There was much talk too of the chaplaincy system in supposedly secular government schools, begun by the Howard government and expanded by the Rudd government. Ian Robinson, president of the Rationalist Society of Australia, pointed out that, of course, harassed principals would say it was a good idea when polled: a chaplain represents an extra person on the ground. What might the principals have said, Robinson asked, if they were told, "We have a few extra thousand dollars - would you like a nurse, a social worker, or a chaplain?"

Robinson finished his speech with a quote from Ayaan Hirsi Ali, another educated, outspoken and formerly Muslim woman with the price of apostasy on her head. "The only position that leaves me with no cognitive dissonance," she wrote, "is atheism."

The final speaker was, of course, Dawkins. The biologist gave a nuanced lecture on the wonder of evolution and the sense of gratitude even atheists feel for the glories of the material world. He also lived up to his reputation for bluntness, with remarks equally sharp towards Catholics and Muslims.

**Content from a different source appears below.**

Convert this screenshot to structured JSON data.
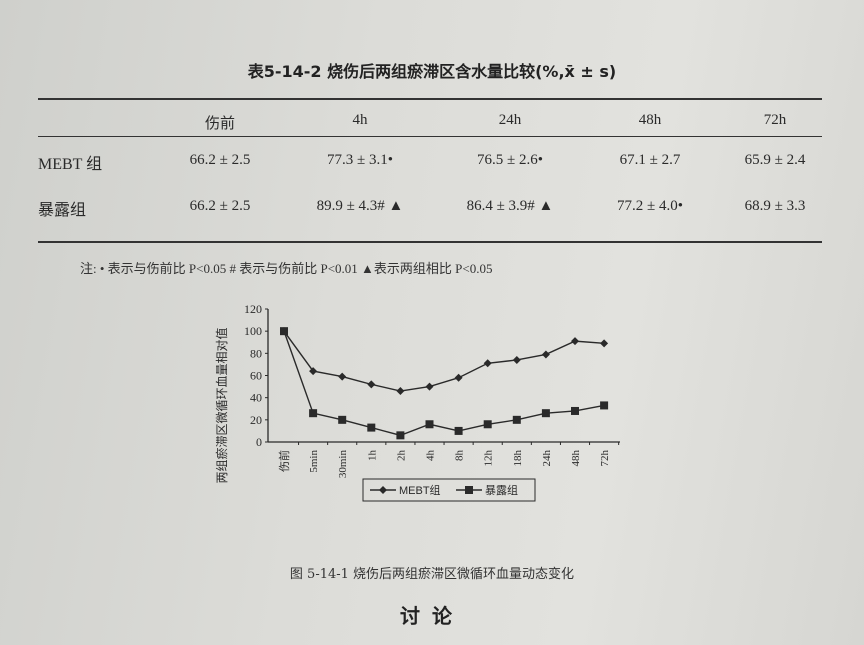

Asked about the sanctification of Mary MacKillop and the uncritical way it had been reported, he paused as if lost for words.

"The idea of creating saints today is pure Monty Python," he eventually said. "It completely gives the lie to the claim that sophisticated theologians can look down on the fundamentalist wingnuts. They're all the same."

As for dialogue with Islamists, he said it was "a remarkably effective tactic to say `If you try to argue against me, I'll cut your head off' ", but that the argument came from a position of intellectual weakness.

"I don't think we should go out of our way to insult Islam because it doesn't do any good to get your head cut off," he continued. "But we should always say that I may refrain from publishing a cartoon of the Prophet Mohammed, but it's because I fear you. Don't for one moment think it's because I respect you."